Jim, I'd be interested to hear your reasoning for buying this stock for your daughters. At what price and/or under what circumstances would you advise your daughters to sell? I sure hope your daughters will profit handsomely in 1998.
BTW, there'a writeup on Valuations on the Motley Fool today. TEAL was mentioned, excerpts from the writeup:
On the other side of the equation, buying at a high valuation is often the kiss of death. The best case scenario is that the company does well and you get a market return. The worst case scenario is when you have company like TriTeal Corp. (Nasdaq:TEAL - news) , whose business starts to fall apart after it crests at a high valuation. TriTeal sold for 6.5 times profitless sales when it came public and actually peaked at 17.4 times sales when it made a few pennies per share in the fourth quarter of 1996. Coming into 1997 with a valuation of 17.4 times sales, the company was an accident waiting to happen. Although it was not certain that the fatality would occur, the higher the valuation spiraled the more likely it was that the company could not live up to expectations and deliver the cash flows that the share price indicated investors were expecting. Investors who bought at 17.4 times sales lost their shirts, seeing the stock declining a shocking 93.3%.

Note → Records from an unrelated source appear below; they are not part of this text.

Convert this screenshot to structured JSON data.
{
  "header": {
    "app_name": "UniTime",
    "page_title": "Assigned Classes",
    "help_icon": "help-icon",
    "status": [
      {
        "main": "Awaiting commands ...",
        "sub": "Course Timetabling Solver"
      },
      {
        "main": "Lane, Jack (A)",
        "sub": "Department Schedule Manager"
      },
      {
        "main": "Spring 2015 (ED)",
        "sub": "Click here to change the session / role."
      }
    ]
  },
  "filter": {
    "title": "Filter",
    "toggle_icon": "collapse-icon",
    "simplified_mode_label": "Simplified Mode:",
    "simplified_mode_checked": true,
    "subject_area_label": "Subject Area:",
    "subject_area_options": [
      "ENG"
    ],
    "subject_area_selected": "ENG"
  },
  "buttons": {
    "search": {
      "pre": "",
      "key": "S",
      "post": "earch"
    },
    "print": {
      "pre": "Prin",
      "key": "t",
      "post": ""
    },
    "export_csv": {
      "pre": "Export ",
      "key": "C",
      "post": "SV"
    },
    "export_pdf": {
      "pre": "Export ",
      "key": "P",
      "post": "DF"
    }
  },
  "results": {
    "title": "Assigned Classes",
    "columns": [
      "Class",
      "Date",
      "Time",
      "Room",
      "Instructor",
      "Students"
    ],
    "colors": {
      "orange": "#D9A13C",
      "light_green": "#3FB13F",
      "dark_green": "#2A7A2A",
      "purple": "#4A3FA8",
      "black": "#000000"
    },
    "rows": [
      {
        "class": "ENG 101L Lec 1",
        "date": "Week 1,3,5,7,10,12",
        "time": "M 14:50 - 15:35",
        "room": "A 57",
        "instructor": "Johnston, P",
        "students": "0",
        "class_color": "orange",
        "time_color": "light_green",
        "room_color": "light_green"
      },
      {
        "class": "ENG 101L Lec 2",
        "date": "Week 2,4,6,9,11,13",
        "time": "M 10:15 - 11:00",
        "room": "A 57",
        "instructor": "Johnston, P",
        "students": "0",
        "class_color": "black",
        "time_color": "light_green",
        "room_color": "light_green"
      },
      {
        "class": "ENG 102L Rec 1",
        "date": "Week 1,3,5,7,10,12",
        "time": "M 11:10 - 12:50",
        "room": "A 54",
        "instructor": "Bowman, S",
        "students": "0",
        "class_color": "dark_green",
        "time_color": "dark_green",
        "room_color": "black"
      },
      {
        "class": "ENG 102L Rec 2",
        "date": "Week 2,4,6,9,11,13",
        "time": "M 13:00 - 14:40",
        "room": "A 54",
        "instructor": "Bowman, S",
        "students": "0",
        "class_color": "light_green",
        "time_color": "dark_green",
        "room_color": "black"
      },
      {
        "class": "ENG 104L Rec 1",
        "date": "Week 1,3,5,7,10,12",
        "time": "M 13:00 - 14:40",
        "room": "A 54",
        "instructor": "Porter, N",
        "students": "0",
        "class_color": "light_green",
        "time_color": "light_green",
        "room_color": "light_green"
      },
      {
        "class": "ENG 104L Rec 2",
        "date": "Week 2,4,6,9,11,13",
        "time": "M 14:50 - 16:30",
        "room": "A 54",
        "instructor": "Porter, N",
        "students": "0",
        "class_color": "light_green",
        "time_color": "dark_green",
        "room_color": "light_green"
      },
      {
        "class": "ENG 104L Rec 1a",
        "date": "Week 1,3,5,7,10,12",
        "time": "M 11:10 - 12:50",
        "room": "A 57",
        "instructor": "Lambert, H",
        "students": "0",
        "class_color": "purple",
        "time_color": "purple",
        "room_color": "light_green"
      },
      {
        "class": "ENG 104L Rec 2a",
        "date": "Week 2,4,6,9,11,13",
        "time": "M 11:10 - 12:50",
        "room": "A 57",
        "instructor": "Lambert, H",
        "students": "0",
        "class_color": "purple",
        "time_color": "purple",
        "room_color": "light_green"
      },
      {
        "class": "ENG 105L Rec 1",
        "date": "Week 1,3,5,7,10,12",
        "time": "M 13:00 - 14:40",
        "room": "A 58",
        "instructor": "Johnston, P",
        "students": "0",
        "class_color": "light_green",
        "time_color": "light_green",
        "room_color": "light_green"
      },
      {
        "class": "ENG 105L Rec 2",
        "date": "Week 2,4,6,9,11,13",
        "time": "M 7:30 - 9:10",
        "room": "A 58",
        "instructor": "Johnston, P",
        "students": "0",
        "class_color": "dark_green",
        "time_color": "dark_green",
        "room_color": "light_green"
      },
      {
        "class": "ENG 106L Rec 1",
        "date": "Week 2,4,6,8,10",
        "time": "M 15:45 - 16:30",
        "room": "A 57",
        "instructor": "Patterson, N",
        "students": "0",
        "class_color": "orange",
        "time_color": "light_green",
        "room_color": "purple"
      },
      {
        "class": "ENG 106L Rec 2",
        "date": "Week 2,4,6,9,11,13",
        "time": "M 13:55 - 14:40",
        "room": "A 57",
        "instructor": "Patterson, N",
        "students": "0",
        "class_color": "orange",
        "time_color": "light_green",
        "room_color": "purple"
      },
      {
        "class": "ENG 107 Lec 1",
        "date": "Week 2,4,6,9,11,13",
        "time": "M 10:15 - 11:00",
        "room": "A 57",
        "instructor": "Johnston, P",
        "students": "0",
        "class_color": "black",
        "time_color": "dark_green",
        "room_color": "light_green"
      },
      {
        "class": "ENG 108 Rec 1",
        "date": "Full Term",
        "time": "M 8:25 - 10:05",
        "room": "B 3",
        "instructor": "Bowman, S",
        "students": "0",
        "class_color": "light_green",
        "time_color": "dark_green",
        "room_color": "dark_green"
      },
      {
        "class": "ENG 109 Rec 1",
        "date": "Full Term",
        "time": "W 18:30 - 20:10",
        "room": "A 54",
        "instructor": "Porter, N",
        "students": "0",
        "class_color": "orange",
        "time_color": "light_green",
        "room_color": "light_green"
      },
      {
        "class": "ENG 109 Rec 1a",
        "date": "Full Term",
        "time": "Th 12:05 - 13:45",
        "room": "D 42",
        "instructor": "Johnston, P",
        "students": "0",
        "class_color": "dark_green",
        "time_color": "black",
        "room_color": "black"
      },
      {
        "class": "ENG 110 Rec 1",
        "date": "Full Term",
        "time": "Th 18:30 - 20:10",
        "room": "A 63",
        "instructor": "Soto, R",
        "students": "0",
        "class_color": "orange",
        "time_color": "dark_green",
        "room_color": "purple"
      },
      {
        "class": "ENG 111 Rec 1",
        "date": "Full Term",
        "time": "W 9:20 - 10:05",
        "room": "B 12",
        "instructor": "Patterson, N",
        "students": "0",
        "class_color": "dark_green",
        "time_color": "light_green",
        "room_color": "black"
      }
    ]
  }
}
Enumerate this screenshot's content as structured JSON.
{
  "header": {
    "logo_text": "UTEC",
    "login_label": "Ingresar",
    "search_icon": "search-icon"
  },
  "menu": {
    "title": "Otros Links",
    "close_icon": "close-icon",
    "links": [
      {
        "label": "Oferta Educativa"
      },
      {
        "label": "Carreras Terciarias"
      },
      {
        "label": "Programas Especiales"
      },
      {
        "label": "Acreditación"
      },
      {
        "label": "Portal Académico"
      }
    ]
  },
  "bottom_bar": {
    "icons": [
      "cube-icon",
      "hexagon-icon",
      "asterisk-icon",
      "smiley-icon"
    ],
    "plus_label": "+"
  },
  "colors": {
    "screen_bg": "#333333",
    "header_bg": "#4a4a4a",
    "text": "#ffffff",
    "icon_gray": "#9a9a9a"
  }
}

Although buying at a low valuation does not guarantee excess returns and buying at a high valuation does not mean you will lose everything, these two extremes indicate a central tenet of investing that many investors ignore at their own peril. Valuation matters. When you pay an extraordinary price, you have to have a company that has extraordinary performance to make money. When you pay a dirt-cheap price, even a moderate business performance can given you a decent return.
The last sentence reflects one of the main reasons I bought TEAL recently.